La disparition des abeilles

Les abeilles sont les pollinisateurs les plus importants des fruits, légumes, fleurs et plantes fourragères. Plus d’1/3 des récoltes mondiales dépend de la pollinisation.

Elles puisent leurs protéines dans le pollen et les glucides dans le nectar. Elles se nourrissent de fleurs et les pollinisent « en passant ». Dans les régions du monde où il n’y a pas ou plus d’abeilles, l’homme doit faire lui-même ce travail de pollinisation.

Il y a plus de 20.000 espèces d’abeilles dans le monde. La plupart d’entre elles passent une grande partie de leur vie cachées dans le sol ou dans un tronc creux. Très peu ont développé un comportement social comme celui des abeilles mellifères.

Les abeilles ont des défenses naturelles et une hygiène qui les ont maintenues en bonne santé pendant plus de 50 millions d’années. Elles utilisent des résines (propolis),  un antibiotique naturel que l’homme connait depuis les temps bibliques.

Lorsque les abeilles ont commencé à disparaitre en masse, il était clair que quelque chose allait très mal. Dans notre conscience collective, d’une manière très primaire, nous savons que nous ne pouvons pas nous permettre de perdre les abeilles.

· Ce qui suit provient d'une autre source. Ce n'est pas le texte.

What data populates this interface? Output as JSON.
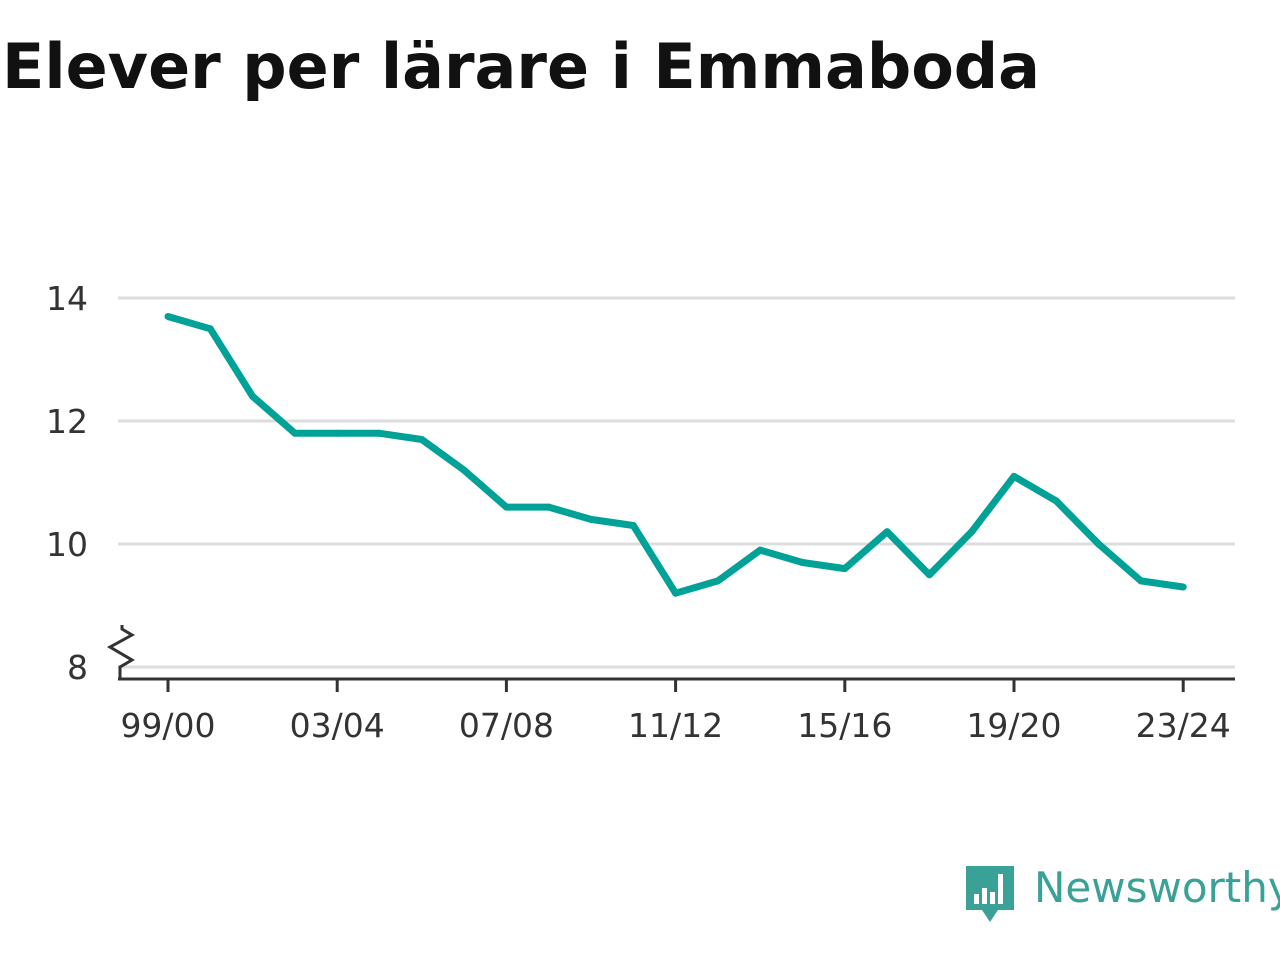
{
  "title": "Elever per lärare i Emmaboda",
  "brand": {
    "name": "Newsworthy",
    "icon": "bar-chart-speech-bubble-icon"
  },
  "colors": {
    "line": "#00a297",
    "grid": "#dddddd",
    "axis": "#333333",
    "brand": "#3aa197"
  },
  "chart_data": {
    "type": "line",
    "title": "Elever per lärare i Emmaboda",
    "xlabel": "",
    "ylabel": "",
    "x": [
      "99/00",
      "00/01",
      "01/02",
      "02/03",
      "03/04",
      "04/05",
      "05/06",
      "06/07",
      "07/08",
      "08/09",
      "09/10",
      "10/11",
      "11/12",
      "12/13",
      "13/14",
      "14/15",
      "15/16",
      "16/17",
      "17/18",
      "18/19",
      "19/20",
      "20/21",
      "21/22",
      "22/23",
      "23/24"
    ],
    "x_tick_labels": [
      "99/00",
      "03/04",
      "07/08",
      "11/12",
      "15/16",
      "19/20",
      "23/24"
    ],
    "series": [
      {
        "values": [
          13.7,
          13.5,
          12.4,
          11.8,
          11.8,
          11.8,
          11.7,
          11.2,
          10.6,
          10.6,
          10.4,
          10.3,
          9.2,
          9.4,
          9.9,
          9.7,
          9.6,
          10.2,
          9.5,
          10.2,
          11.1,
          10.7,
          10.0,
          9.4,
          9.3
        ]
      }
    ],
    "y_ticks": [
      8,
      10,
      12,
      14
    ],
    "ylim": [
      8,
      14
    ],
    "y_axis_break": true,
    "grid": "horizontal"
  }
}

Que se passe-t-il ? Les abeilles meurent de causes multiples qui interagissent entre elles.
Nous avons des données sur les abeilles mellifères, c’est donc elles qui servent de marqueur.

Il y a actuellement deux fois moins de ruches dans le monde occidental qu’en 1945. La raison est le changement de mode d’agriculture. Nous avons cessé de planter des plantes de couverture, trèfles et luzerne, et avons utilisé des engrais chimiques. Les trèfles et la luzerne sont des aliments très importants pour les abeilles. Après 1945, nous avons commencé à utiliser des désherbants pour tuer les mauvaises herbes, mais beaucoup de ces mauvaises herbes sont des plantes à fleurs, dont les abeilles ont besoin. Et nous avons commencé à avoir des monocultures de plus en plus étendues. Les fermes qui nourrissaient les abeilles auparavant sont devenues des déserts alimentaires agricoles dominés par une ou deux catégories de plantes.

Ensuite il y a les pesticides, que nous avons commencé à utiliser à grande échelle après la guerre. Cela était rendu nécessaire à cause des monocultures qui offraient un festin aux nuisibles. Les chercheurs de l’université de Penn State aux Etats-Unis ont examiné les pesticides dans les pelotes de pollen que les abeilles ramènent à la ruche, et ils ont découvert la présence de minimum 6 pesticides détectables dans chaque échantillon de pollen récolté (références de l’étude : http://news.psu.edu/story/184500/2008/08/18/pesticide-buildup-could-lead-poor-honey-bee-health).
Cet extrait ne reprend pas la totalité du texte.